Effective subsidies for Jabodetabek Commuter Line

Djoko Setijowarno, Academician at the Civil Engineering Program, Soegijapranata Catholic University

Jakarta, IO – Public transportation subsidies are, ideally, provided for people taking public transportation to work. They can be differentiated – or not– depending on the Government’s political will and the readiness of the existing budget. 

Public transportation services for the Trans Jateng Bus and the Trans Semarang Bus have implemented fare differences for the public, school students, university students, workers and the elderly. It seems that it has been running well without any significant issues. In fact, blue-collar workers are particularly content with the special rate, because it can lower their transportation costs, going to work. 

The public service obligation (PSO) contract for Jabodetabek (Jakarta, Bogor, Depok, Tangerang and Bekasi) Commuter Line (KRL) in 2022 is IDR 1.8 trillion and will decrease in 2023 to IDR 1.6 trillion. Similarly, the total PSO in 2022 is IDR 2.8 trillion and will drop to IDR 2.5 trillion in 2023. Sixty-four percent of the total value of the Railway PSO is given to Jabodetabek KRL PSO. 

Compare this to the subsidies for the 3T (outermost, remote and underdeveloped) regions and border regions in Indonesia with their “pioneer bus” that only receives IDR 177 billion (327 routes). It is only about one-tenth of the Jabodetabek Commuter PSO. The subsidies for pioneer ferry transportation at 273 crossings are only IDR 584 billion. Urban transportation in ten cities only totals IDR 500 billion. 

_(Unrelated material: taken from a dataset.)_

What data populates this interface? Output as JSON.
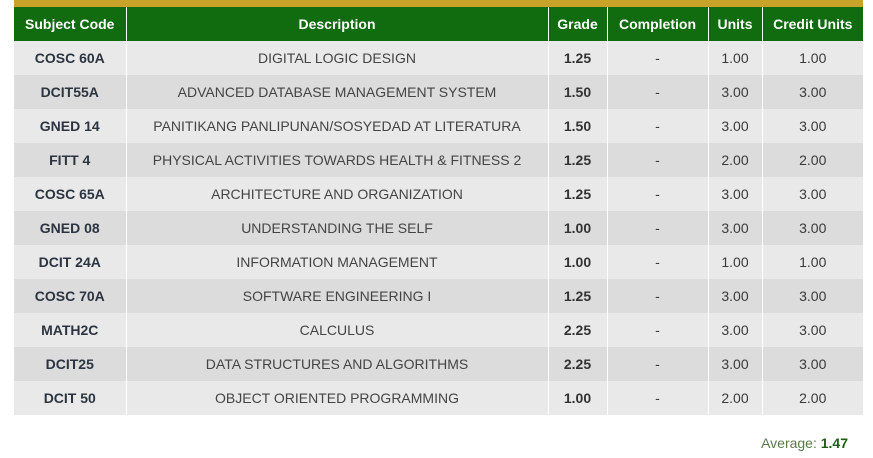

The allocation of PSO funds for fiscal year 2023 is prioritized for Commuter Line and Short Distance Economy Trains, because most people use them for daily activities, hoping that more citizens will use the trains, eventually reducing the highway load. 

Jabodetabek KRL fare might be cheap, but the transportation cost from the place of residence to the train station (first mile), and the cost from the station to the point of destination can be higher. What needs to be factored in is the total cost from home to destination, which should not exceed 10 percent of monthly income. The World Bank’s Policy Research Working Paper 4440 states that the proper transportation spending for the public is a maximum of 10 percent of their monthly salary. The World Bank study is based on research from countries in Latin America and the Caribbean Islands in 2007.